I can remember it like it was yesterday. High school, summer of my junior year, everywhere I listened I heard it. The endless remixes, with artists across all genres, only compounding to the crossover hit that was “Old Town Road”. However, I remember a main talking point of the song was not about its success, but rather about its controversy. It placed first on the Billboard Hot 100 and Hip-Hop Hot 100, and it debuted at 19 on the Billboard Country Charts, before the company removed it claiming that it was “not [embracing] enough elements of today's country music”. This sparked some intense discourse about what makes a country song a country song, and why a non-white, LGBTQ, artist was removed from the charts. In reality, the song equally embraced elements of both country and trap, hence Lil Nas X's insistence of the song being placed on both charts, despite Billboard's claims. 

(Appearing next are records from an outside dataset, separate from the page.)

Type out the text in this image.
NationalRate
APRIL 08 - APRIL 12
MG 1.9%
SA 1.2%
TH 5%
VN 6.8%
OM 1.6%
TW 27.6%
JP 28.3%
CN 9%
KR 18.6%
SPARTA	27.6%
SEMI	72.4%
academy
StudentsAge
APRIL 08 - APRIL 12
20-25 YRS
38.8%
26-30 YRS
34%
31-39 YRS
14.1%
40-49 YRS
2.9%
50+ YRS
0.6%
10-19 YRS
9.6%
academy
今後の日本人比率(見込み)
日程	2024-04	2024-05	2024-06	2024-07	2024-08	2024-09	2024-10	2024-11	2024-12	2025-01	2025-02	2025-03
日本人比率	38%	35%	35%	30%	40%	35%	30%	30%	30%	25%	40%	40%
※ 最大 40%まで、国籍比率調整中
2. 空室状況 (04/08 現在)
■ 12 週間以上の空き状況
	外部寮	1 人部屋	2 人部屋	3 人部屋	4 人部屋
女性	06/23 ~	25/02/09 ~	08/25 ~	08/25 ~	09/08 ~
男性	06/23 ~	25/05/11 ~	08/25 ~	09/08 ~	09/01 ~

PHOTO: Lil Nax X – Getty Image

Today, five years after this controversy, it seems that the mood in the country genre has shifted, with many former hip-hop and R&B artists moving into the genre this year with great success. Beyoncé, Post Malone, and Shaboozey are three artists with major crossover success in each genre. However, all of these artists are placed into either the hip-hop or country charts, but never both. Despite all of these artists existing within each genre, and Shaboozey directly claiming his music as a merge between the two genres, Billboard sees it otherwise, as they placed all of these artists in the country charts, but not hip-hop. 

Is this a success for black artists, Billboard, and the music industry as a whole? Is the process of drawing these lines in the sand productive to artists' crossover success? I think to answer these questions we need to return to the story of Lil Nas X, who by no means invented the genre, lifted it up out of obscurity. Country and hip-hop are not mutually exclusive, and creating bins to place music in is counterproductive to the very idea of pushing the envelope in music creatively. These two genres share a lot of similarities, but merging the two takes finesse, and I think that it was Lil Nas X who cracked the code of how to do it effectively. Throughout music history, black artists creating crossover success has always sparked controversy, but I think Lil Nas X's 2019 hit will be noted as the straw that broke the camel's back for bringing hip-hop elements into the country music mainstream in the 2020's.